Let's face it; it's always nice to step onto a soft and comfy mat when you rise from the bed, or you're standing at the bathroom sink. But while softness and light cushioning may seem comfortable, it may not be adequate to reduce the risk of stress and foot fatigue, when it comes to standing in the same spot for an hour or more. This cushioning is limited regarding shock-absorbing and stress-relieving qualities. When you need more than soft cushioning, it's time for an anti-fatigue mat. Anyone who suffers from foot, knee or back pain should consider some type of anti-fatigue mat, to reduce the stress on the body caused by standing for any length of time at the kitchen counter, bathroom sink or workbench.
The average cook or home chef can benefit greatly from an anti-fatigue mat to prevent foot stress problems. And for those who spend hours standing such as the car or hobby buffs, busy cooks, home-based caterers or professional cooks, an anti-fatigue mat is essential.

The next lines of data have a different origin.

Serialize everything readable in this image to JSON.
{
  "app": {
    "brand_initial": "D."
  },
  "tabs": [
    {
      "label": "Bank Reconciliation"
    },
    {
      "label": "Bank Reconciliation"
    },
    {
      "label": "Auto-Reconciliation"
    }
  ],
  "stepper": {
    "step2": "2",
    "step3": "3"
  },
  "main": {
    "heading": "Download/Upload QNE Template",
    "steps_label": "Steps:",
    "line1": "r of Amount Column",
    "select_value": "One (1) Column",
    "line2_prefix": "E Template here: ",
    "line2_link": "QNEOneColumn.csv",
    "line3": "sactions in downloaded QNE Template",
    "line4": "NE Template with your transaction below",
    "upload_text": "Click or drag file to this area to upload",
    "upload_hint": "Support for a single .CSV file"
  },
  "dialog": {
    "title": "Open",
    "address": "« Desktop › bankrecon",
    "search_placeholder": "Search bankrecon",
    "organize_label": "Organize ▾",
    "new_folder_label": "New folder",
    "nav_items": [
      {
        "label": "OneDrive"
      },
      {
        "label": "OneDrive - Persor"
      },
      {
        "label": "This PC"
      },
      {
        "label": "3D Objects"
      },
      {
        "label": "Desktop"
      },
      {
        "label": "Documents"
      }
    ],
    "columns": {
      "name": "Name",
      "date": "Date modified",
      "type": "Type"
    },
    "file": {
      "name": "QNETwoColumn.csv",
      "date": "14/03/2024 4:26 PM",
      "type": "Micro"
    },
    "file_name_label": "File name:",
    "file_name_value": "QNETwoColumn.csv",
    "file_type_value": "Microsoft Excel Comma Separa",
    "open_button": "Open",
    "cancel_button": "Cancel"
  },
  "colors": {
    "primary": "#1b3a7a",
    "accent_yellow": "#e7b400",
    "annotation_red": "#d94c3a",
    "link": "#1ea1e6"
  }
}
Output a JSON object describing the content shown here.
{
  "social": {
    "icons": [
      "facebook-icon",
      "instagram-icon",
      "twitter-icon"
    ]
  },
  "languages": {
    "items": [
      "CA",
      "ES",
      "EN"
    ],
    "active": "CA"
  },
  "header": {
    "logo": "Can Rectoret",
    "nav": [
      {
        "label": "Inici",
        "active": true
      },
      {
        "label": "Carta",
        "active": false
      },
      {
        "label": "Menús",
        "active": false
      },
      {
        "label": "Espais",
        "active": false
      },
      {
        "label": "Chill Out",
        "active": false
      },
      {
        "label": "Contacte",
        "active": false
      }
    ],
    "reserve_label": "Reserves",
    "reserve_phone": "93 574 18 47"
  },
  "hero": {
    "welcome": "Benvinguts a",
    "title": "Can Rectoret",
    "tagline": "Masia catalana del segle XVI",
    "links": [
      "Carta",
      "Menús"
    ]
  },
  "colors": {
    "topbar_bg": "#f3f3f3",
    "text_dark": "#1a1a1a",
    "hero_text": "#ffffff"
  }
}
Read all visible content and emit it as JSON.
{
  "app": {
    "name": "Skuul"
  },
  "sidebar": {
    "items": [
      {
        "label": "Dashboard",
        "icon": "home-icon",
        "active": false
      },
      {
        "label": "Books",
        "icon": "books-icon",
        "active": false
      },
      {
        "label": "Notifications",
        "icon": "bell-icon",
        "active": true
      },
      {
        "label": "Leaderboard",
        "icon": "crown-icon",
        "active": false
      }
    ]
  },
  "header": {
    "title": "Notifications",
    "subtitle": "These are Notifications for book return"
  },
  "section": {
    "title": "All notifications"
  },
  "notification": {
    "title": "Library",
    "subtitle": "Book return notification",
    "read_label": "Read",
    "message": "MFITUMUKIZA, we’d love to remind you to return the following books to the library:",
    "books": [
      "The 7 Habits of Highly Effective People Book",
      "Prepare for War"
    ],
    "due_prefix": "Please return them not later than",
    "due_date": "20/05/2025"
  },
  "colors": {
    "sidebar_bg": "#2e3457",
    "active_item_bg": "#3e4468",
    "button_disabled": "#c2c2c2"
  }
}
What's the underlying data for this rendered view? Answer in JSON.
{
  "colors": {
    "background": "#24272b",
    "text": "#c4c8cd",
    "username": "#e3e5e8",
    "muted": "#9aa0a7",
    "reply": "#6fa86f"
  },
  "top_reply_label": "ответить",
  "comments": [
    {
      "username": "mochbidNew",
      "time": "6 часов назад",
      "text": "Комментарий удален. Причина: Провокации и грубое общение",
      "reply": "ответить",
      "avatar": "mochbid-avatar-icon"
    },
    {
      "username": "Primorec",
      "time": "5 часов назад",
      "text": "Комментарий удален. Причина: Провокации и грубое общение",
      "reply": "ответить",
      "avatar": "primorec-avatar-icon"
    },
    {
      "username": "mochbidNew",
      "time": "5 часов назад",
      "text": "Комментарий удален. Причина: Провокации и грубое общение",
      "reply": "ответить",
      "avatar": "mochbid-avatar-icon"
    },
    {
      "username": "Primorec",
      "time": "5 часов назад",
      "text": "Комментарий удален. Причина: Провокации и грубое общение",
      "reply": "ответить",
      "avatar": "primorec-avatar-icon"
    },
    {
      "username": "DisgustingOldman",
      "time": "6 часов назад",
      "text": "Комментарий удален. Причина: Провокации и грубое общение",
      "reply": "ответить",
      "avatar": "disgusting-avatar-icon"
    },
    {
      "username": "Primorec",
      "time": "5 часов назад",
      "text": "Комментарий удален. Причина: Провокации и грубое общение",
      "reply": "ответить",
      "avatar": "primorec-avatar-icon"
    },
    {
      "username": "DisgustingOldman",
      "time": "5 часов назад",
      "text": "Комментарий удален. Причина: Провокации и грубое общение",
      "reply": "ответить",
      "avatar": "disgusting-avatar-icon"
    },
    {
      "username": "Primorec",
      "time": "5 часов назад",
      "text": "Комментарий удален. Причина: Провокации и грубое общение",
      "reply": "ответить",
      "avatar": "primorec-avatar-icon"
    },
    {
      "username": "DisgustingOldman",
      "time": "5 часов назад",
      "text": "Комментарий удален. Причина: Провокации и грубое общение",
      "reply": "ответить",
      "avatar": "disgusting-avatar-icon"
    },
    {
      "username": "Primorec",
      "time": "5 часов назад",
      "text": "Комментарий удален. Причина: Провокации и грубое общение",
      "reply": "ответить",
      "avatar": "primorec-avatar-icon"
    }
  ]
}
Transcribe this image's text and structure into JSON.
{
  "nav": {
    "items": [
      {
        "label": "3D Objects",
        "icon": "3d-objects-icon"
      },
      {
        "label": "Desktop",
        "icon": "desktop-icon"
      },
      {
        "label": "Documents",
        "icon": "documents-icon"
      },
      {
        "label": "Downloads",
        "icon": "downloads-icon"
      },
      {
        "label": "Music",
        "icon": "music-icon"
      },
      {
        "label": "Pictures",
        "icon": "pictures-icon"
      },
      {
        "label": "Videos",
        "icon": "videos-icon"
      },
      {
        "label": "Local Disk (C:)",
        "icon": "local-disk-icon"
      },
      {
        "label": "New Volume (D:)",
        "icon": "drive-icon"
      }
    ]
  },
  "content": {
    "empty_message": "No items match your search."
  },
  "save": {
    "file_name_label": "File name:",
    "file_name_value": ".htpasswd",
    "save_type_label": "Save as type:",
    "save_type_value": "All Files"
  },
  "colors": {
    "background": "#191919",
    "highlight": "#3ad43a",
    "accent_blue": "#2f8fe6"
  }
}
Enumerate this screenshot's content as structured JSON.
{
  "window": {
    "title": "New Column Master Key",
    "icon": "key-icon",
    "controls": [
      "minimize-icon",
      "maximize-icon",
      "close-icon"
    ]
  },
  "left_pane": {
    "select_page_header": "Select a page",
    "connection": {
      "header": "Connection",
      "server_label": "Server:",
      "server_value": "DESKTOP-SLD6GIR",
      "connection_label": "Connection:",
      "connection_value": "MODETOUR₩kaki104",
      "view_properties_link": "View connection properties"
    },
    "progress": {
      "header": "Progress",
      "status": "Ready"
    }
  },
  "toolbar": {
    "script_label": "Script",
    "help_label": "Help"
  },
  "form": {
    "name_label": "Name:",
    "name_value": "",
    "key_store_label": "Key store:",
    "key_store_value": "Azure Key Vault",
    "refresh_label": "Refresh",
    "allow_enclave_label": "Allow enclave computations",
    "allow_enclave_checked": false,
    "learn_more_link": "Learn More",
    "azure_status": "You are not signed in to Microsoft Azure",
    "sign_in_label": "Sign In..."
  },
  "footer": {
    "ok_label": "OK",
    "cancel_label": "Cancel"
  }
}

Regular Floor Mats vs Anti-Fatigue Mats
When a little cushioning is all that's needed, carpeted mats are probably the most economical and may be sufficient for light duty if they have a rubber backing for safety. But make sure that they are washable and will withstand many washings. There's also a good array of rubber or foam vinyl-covered mats for home use, but these may lack anti-fatigue properties and simply provide light cushioning. Rubber interlocking mats sold in hardware stores for workshops or play areas can also be very practical and economical for light duty, depending on use.
What About Gel Mats?
They're certainly worth considering for light duty. Many people love their gel-filled shoe insoles, so this concept can certainly be extended to the kitchen. It's really a matter of taste and how it feels for you. Gel-filled anti-fatigue mats tend to be much higher priced and this may be a constraint. Because kitchen mats may feel great for one person and not another, keep in mind that it may take trial and error to find the right one for you. Anti-fatigue mats generally have some stress relieving qualities, but not all are equal regarding materials, features, and benefits. Some are considered light duty, while others have industrial-grade properties that make them better suited for heavy-duty use. And for those who spend hours in the kitchen or home shop, this is the type of anti-fatigue mat you need.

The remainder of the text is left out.